Enforcement actions issued in June included three consent orders, two prompt corrective actions, nine removal and prohibition orders, twelve civil money penalties, five modifications of consent orders and eleven orders terminating previous cease and desist orders and consent orders.
Banks receiving enforcements actions are very often problem banks with a variety of financial and management weaknesses. The number of banks classified as “problem banks” by the FDIC remains stubbornly high four years after the banking crisis began in 2008. The FDIC currently insures deposits at 7,309 banks and savings associations, of which 772 (10.6%) are classified as problem banks by the FDIC at March 31, 2012.
As noted in a previous post consent orders are issued to a bank deemed operating in an “unsafe and unsound” manner. A prompt corrective action notice is a far more serious situation which is often followed by regulatory closure of the bank involved.
A consent order is issued by the FDIC when regulators determine that a bank is operating in an “unsafe or unsound” manner. A bank signing a consent order is required to take corrective actions for the deficiencies cited in the consent order. If a bank is able to cure the deficiencies cited in the consent order, the FDIC can terminate the order.

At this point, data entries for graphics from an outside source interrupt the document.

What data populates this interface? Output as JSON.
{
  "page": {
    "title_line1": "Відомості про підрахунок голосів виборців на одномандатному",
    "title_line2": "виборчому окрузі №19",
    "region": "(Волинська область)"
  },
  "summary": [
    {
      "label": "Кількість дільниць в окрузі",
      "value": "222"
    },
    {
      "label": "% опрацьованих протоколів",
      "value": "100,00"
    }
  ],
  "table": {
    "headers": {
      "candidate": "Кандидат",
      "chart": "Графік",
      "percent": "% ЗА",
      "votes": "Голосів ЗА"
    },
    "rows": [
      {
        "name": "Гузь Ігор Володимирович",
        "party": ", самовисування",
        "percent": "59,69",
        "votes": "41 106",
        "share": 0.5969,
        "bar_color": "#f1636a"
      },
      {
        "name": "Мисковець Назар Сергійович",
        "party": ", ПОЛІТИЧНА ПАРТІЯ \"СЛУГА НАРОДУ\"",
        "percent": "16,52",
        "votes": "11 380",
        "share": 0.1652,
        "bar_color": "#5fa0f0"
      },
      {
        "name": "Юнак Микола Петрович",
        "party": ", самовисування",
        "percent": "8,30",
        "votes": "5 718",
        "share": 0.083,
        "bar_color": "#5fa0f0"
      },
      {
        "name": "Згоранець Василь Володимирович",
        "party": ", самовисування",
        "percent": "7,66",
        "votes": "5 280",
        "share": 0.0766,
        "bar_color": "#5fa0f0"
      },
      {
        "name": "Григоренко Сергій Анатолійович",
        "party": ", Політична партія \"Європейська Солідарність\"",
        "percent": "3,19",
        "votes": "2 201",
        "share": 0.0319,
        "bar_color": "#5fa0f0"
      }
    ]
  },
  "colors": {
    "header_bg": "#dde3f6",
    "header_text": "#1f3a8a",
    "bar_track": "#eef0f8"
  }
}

A prompt corrective action notice (PCA) requires a bank to take immediate actions to address serious managerial or financial deficiencies. A PCA is a much more serious action than a consent order and is typically issued to a capital impaired bank that is in serious financial difficulty. A bank issued a PCA is classified as undercapitalized, significantly undercapitalized or critically undercapitalized and operating in an unsafe and unsound manner. Many of the banks issued prompt corrective action notices are unable to raise additional capital and wind up being closed by regulators.
The three banks issued consent orders by the FDIC in June are listed below:
- South Valley Bank & Trust, Klamath Falls, Oregon
- First Security Bank of Helena, Helena, Montana
- Valley Bank, Fort Lauderdale, Florida
The two banks issued prompt corrective actions notices are listed below:
- Westside Community Bank, University Place, Washington
- Sevier County Bank, Sevierville, Tennessee
Both of the above banks are given an overall financial score of only 1 out of 5 (with 5 being the best Institutional Health rating possible) by DepositAccounts, which ranks banks for financial strength. The troubled asset ratio of Westside Community Bank is 435% and for Sevier County Bank 237%. Banks with a troubled asset ratio of over 100% have historically had a very high probability of failure.
The full list of enforcement actions issued by the FDIC in June can be viewed at FDIC June Enforcement Decisions and Orders.